I've realised it's learned behaviour to make the focus of the end of the year, an assessment of what we have (not) achieved and goals we have not met. It's almost automatic how my mind will dig up all evidence to suggest it was a wasted year with nothing to show for it. But that's a scam. I know it now. My mind knows I know it too. So we have this understanding. But that's a topic for another day.
If we take a hard look at our goals for the year though, we'll see that some of those goals we sprinkled generously on paper at the beginning of the year just to fill the page can be distilled to 1, 2 or 3 major things that are really critical. We'll also see that some that we gave ourselves a whole year to turn in, can get done during a short period of leave, a weekend, a day off, three months of that extra hour working at night or the slow next couple of weeks into the new year.
Most of the things we think will take a year to get done, can probably take a block of 3 weeks, one month or one quarter if we give it the intensity of focus it needs. Under pressure, I have seen myself cram into 6weeks, 6 months worth of work from my MBA and still come out with good grades. I have also noticed I can't keep up that laser focused intensity on certain projects for too long and some of my most remarkable output have been that one day I wrote my eBook from working at it from am to pm, that week I fleshed out a novel (seating unpublished among others in my laptop), that 3,000 word paper I wrote in two days- one for research and the other for a first draft. So imagine if I expect to complete a project like that over a year, I would likely run out of steam.

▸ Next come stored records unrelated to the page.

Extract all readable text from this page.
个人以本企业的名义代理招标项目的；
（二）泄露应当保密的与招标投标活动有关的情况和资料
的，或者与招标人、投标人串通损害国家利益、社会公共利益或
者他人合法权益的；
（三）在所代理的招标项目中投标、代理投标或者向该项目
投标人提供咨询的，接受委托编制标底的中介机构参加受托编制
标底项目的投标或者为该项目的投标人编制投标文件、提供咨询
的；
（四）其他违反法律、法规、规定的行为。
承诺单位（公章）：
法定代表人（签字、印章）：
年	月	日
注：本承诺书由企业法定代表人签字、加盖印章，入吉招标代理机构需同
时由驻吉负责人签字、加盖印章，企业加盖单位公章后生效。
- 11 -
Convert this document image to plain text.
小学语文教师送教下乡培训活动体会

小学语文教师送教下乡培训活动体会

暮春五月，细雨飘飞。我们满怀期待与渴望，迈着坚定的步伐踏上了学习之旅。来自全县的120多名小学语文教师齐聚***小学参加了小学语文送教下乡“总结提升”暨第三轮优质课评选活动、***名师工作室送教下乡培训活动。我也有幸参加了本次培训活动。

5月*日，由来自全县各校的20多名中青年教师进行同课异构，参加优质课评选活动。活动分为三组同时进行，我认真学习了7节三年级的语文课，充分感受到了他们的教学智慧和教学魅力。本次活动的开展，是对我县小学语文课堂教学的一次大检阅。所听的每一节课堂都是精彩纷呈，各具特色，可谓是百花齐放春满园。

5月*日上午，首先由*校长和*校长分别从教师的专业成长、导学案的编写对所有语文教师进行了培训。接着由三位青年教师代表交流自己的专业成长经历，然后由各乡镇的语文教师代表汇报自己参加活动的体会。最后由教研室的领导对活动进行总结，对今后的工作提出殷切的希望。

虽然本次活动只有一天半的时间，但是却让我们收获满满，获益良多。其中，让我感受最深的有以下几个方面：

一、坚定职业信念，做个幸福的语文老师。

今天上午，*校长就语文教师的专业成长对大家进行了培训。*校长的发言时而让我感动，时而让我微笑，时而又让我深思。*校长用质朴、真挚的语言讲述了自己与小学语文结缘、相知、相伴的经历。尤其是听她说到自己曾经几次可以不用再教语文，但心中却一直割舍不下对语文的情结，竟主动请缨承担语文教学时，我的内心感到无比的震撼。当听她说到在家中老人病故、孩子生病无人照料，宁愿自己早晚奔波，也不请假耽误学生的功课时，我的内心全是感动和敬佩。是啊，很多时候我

There will be those goals on the list that we don't get done because we don't know what to do. It's amazing how much work you can get done in thirty minutes of clarity than several months of misdirected passion. It's amazing how much you can get done when you are not under the pressure to make it perfect. It's amazing how much permitting yourself to put what you have down even if its a rough draft, a raw idea, a body of work that is imperfect but captures the meat of the matter or meets the basic requirements can do for you. It's amazing how much progress you can make in the face of real odds just by doing the one you can do, then the next one you find to do after that and the next and the next until viola, you are done!
There will also be goals we don't get done because we are intimidated by the sheer effort required. I've had those types of exams where they tell you it's 8 questions answer 3, and I remind myself that the ask isn't to read all 10 lessons but to be an expert on 5 so I can answer 3 questions lol. Assignments where I remind myself that the ask isn't to master all the theories and concepts but to demonstrate my mastery of a few relevant ones for my paper. Work deliverables where I have to strip the mountain in the project into molehills by simply meeting the basic requirements not reinventing the wheel.
As I began to say, the end of the year has a bad rep but we can treat it as a beginning- a way to start ahead of the new year to find those 1 or 2 critical goals, break them into size and execute with clarity.
So forget the time of year. You're right on time to make epic things happen!